U.S.-Russia relations have become worse than under the Obama administration as Washington toughened sanctions on Russia and expanded defense spending to develop new weapons. Moscow has given greater priority to Beijing than to Washington, while Beijing has seen Russia increasingly useful as U.S.-China trade war gets protracted.

As the confrontation deepens between the U.S. on one side and Russia and China on the other, Russia has begun to view the Japan-U.S. alliance as a problem. As Japan’s significance for Russia has declined, the Northern Territories issue might have been buried into new developments in U.S.-China-Russia relations.

Failed METI-led diplomacy

Tokyo’s territorial negotiations with the Putin government can no longer be expected to make any progress. Prime Minister Abe’s pledge to “put an end to the territorial issue in cooperation with Vladimir” has been outdated. No Japanese people believe in the pledge. Rather, the prime minister should recognize that the presence of the Putin government has become an impediment to the territorial negotiations.

Now that the negotiations have bogged down, Prime Minister Abe should disclose some of the concealed details of his negotiations with Putin and explain why he switched to the two-island approach from the four-island one. The prime minister should also review the failure of a diplomacy led by the Ministry of Economy, Trade and Industry that has given priority to an eight-point aid initiative and other proposals for Japan-Russia economic cooperation rather than national sovereignty or national security.
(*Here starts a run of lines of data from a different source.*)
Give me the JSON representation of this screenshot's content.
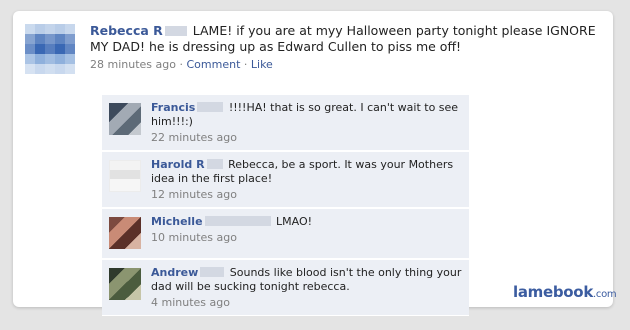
{
  "post": {
    "author": "Rebecca R",
    "text": "LAME! if you are at myy Halloween party tonight please IGNORE MY DAD! he is dressing up as Edward Cullen to piss me off!",
    "time": "28 minutes ago",
    "sep": "·",
    "comment_label": "Comment",
    "like_label": "Like"
  },
  "comments": [
    {
      "author": "Francis",
      "text": "!!!!HA! that is so great. I can't wait to see him!!!:)",
      "time": "22 minutes ago"
    },
    {
      "author": "Harold R",
      "text": "Rebecca, be a sport. It was your Mothers idea in the first place!",
      "time": "12 minutes ago"
    },
    {
      "author": "Michelle",
      "text": "LMAO!",
      "time": "10 minutes ago"
    },
    {
      "author": "Andrew",
      "text": "Sounds like blood isn't the only thing your dad will be sucking tonight rebecca.",
      "time": "4 minutes ago"
    }
  ],
  "watermark": {
    "brand": "lamebook",
    "tld": ".com"
  },
  "colors": {
    "link": "#3b5998",
    "comment_bg": "#eceff5",
    "background": "#e4e4e4"
  }
}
As indicated by anti-Putin rallies led by young people in major cities every weekend, young Russian generations have a sense of stagnation under the prolonged Putin rule and been discontent with Russia’s international isolation. Japan should rebuild its long-term strategy on Russia toward a post-Putin age.

 
Kenro Nagoshi is a professor at the Institute of World Studies, Takushoku University, and a former foreign news editor and bureau chief in Moscow, Washington, D.C. and Bangkok for the Jiji Press. He is also a Planning Committee member at the Japan Institute for National Fundamentals.